I stay here all alone in the cold wondering where i'm going today.
Tout est noir autour de toi. Tout était noir au début et tout est noir, maintenant que tu arrives à la fin. À ta fin. Quelle triste façon de partir. Tu vois ton corps flotter parmi un océan de ténèbres, comme si ta conscience s'en était détachée.
Tu es morte. Tuée d'une balle dans la tête. Le trépas ne ressemble en rien à ce à quoi tu t'attendais, mais au moins, tu ne souffres plus. Tu ne ressens plus rien. C'est la première étape du décès, dit-on. D'abord l'engourdissement puis vient une lumière blanche. D'ailleurs, le voilà qui arrive, perçant l’obscurité de nul part, un rayon lumineux t'accueille en son sein, te happe puis t'emporte. Tu en aurais presque ris. Allais-tu au paradis ? Très peu pour toi.
Mais ce n'était pas le paradis.
∞
Tu te réveilles en sursaut au milieu d'un endroit qui t'es inconnu. Tu inspires longuement, comme si tu sortais d'une grande apnée.
Une grande apnée appelée mort.
Tu inspectes ton corps, histoire de t'assurer que tu es entière. C'est le cas. Mais tu ne comprends pas. Tu ne comprends rien. Tu étais morte. Tu en es sûre. Tu te souviens encore de la balle traversant ta tête. Tu te souviens encore du goût de la mort sur tes lèvres. Mais te revoilà. Apparemment, bel et bien vivante.

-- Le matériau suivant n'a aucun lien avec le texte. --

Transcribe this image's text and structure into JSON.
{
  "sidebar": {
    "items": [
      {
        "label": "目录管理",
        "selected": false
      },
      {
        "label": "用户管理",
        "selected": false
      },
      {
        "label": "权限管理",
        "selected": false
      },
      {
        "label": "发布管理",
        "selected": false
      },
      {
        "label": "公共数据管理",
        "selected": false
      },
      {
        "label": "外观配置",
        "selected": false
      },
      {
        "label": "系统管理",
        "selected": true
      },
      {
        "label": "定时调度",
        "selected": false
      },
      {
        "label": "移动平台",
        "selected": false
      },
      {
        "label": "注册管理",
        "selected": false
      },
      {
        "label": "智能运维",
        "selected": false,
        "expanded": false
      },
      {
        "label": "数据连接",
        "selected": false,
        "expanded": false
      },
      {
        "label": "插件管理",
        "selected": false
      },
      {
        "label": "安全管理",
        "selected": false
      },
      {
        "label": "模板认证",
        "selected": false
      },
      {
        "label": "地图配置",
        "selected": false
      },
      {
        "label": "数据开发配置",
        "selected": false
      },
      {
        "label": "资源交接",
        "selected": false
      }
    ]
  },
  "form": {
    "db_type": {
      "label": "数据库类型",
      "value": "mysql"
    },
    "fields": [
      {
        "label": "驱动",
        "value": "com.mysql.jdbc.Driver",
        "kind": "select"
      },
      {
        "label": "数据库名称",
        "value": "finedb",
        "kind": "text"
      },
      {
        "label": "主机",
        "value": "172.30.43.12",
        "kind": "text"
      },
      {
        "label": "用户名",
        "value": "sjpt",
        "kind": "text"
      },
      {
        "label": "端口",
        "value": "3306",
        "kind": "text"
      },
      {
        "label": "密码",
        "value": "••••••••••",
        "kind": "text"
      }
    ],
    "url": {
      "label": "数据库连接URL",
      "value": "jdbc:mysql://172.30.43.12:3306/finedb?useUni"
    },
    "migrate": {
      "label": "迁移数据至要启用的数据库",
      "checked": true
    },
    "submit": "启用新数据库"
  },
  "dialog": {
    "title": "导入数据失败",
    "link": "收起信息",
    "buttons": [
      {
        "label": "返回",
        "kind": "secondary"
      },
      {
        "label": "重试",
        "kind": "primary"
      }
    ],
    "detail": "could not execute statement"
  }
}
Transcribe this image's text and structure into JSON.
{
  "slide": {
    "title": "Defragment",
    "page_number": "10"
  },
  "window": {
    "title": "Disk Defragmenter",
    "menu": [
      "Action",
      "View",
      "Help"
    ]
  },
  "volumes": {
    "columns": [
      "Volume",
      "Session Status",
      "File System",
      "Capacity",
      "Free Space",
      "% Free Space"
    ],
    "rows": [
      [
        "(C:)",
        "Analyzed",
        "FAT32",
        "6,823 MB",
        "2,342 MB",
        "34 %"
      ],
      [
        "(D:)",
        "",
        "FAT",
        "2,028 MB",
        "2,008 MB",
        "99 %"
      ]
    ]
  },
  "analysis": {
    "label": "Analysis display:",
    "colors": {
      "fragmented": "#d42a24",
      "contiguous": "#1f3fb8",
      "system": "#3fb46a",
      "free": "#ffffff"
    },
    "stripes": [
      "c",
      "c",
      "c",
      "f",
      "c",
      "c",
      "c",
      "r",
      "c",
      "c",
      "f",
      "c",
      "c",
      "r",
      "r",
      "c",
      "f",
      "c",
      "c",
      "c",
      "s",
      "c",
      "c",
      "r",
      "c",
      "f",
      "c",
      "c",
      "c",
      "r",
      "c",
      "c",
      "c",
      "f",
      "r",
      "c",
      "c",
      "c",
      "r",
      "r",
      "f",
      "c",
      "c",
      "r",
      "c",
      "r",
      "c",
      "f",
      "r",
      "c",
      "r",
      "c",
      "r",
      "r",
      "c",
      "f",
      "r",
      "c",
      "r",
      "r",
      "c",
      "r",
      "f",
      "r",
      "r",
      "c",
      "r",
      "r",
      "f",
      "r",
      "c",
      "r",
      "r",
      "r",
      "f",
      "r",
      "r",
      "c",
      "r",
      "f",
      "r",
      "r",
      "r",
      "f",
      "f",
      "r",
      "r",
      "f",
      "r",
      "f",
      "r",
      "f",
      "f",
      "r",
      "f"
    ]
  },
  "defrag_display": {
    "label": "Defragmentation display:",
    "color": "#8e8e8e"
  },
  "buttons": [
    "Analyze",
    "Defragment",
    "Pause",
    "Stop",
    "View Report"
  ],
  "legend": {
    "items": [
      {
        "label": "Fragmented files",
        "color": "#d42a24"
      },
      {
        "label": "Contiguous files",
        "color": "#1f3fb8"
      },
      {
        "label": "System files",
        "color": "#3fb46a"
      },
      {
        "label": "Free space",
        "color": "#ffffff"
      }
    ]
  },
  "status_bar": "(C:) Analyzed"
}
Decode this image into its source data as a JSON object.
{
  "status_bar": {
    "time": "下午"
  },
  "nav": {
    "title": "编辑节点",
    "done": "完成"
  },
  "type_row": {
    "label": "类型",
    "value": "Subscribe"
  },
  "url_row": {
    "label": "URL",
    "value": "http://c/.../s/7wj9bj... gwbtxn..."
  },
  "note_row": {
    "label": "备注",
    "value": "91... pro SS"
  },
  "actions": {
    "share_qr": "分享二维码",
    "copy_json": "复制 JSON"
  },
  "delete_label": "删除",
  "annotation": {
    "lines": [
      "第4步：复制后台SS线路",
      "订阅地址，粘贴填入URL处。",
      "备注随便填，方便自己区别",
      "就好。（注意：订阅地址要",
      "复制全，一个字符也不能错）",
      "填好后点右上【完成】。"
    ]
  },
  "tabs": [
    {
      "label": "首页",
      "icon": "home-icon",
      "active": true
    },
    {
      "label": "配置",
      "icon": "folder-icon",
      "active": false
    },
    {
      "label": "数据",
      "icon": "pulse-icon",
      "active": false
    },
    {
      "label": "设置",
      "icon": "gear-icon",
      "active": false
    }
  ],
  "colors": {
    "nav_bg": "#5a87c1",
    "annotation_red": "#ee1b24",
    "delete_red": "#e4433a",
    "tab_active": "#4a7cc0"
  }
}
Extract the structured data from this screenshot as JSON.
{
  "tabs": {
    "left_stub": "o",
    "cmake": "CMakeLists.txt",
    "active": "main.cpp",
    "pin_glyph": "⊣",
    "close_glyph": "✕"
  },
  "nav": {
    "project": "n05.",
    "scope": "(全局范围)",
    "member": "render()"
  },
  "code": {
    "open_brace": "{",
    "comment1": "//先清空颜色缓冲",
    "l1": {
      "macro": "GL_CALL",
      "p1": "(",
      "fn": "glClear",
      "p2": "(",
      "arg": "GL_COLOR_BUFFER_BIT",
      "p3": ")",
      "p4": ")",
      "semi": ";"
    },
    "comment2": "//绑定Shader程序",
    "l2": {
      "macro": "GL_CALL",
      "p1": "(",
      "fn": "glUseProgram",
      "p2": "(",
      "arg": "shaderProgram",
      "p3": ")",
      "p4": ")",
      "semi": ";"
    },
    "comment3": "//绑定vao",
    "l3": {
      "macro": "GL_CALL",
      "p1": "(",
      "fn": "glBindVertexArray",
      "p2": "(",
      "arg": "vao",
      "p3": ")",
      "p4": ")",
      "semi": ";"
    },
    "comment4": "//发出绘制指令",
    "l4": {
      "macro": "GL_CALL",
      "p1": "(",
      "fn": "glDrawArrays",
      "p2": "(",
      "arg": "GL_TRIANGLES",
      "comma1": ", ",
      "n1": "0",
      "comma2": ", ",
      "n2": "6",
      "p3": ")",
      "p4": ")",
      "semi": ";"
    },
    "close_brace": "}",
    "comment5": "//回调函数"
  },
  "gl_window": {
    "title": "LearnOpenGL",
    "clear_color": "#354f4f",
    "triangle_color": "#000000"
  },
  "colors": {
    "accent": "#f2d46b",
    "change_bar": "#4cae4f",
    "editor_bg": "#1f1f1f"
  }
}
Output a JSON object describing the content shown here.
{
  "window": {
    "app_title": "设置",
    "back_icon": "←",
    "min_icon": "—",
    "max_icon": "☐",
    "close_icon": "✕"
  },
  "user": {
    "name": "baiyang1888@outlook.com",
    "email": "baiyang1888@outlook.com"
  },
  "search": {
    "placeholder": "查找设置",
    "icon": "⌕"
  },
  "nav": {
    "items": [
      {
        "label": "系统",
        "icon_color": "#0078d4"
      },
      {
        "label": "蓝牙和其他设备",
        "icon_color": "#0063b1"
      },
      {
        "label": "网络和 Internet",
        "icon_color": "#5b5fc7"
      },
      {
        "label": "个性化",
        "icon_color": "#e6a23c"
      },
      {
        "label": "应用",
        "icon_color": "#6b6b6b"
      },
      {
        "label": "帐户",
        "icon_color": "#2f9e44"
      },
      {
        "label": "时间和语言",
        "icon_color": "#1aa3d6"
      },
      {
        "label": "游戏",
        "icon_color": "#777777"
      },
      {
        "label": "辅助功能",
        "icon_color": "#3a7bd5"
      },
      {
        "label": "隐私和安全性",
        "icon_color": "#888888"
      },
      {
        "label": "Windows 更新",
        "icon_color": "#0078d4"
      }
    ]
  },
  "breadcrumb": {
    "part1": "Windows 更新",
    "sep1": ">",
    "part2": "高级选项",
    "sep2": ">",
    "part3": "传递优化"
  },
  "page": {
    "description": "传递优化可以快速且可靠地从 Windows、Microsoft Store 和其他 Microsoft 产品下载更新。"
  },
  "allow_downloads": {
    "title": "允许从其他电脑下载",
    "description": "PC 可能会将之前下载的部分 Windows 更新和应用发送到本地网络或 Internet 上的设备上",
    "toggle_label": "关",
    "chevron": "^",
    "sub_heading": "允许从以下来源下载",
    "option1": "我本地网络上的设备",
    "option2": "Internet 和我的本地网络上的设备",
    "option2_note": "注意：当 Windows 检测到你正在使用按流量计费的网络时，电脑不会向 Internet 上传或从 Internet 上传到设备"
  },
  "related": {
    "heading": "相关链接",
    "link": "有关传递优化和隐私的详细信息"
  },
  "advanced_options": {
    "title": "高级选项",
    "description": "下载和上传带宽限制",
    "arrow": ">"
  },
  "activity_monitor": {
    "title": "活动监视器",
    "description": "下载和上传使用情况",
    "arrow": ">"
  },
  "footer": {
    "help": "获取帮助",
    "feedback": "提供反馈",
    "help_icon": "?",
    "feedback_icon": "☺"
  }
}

Ne sachant que faire, tu ne peux penser qu'à marcher. Vers où ? Peu importe, tant que tu quittes cet endroit. Tu as toujours détesté la neige et la voilà qui t'encercle à des kilomètres à la ronde. Autour de toi, tout est blanc à perte de vue et au loin, on peut voir la silhouette sombre des montagnes se découper dans le ciel. Tu ne supportes pas tout ce blanc.
Tu tentes une première fois de te mettre debout. En vain. C'est à peine si tes muscles répondent. Tu as l'impression que ton cerveau est réduit à l'état de mucus. Si tu éternuais, il te sortirait probablement par le nez. C'est sans doute l'effet de la mort. Ou plutôt de la résurrection. Cette dernière engourdit complètement tes capacités motrices et de réflexion. Tu tentes une seconde fois de te mettre debout. Cette fois-ci, tu y parviens. Du moins, tu ne tombes pas. Tes pas sont lents dans l'épaisse couche de poudreuse et très vite, le froid commence à pénétrer ta peau. Ce n'est que maintenant, alors que la neige resserre ses doigts de givre sur ton corps, que tu te rends compte que tes vêtements sont dans un état pitoyable. Évidemment. Avant de mourir, tu venais d'encaisser une
explosion qui avait fait de tes habits, des guenilles.
La combinaison noire que tu portes n'a maintenant plus de manche. Elle est déchirée au niveau du ventre, et une des jambes a complètement disparue tandis que l'autre a seulement été raccourci, quand aux chaussures, tu n'en a plus.
Et puis, il y a la douleur.
Cette douleur que tu ne ressentais plus pendant que tu errais morte, dans les ténèbres. Cette douleur qui commence à reprendre sa place dans ton corps. Cette douleur que tu exècre.
Tu aurais préféré rester morte.
Puis soudain, tu t’arrêtes. Immobile dans la neige, l'impression de froid te semble encore plus accablante. La sensation d’hébétement ne fait qu'augmenter. Et elle te donne envie de dormir. Là, maintenant. Tout ce que tu veux, c'est céder à cette soudaine et irrésistible envie de dormir.
Mais Jane, ne serait-ce pas quelqu'un là-bas ?
Trop tard. Déjà, tes yeux se ferment.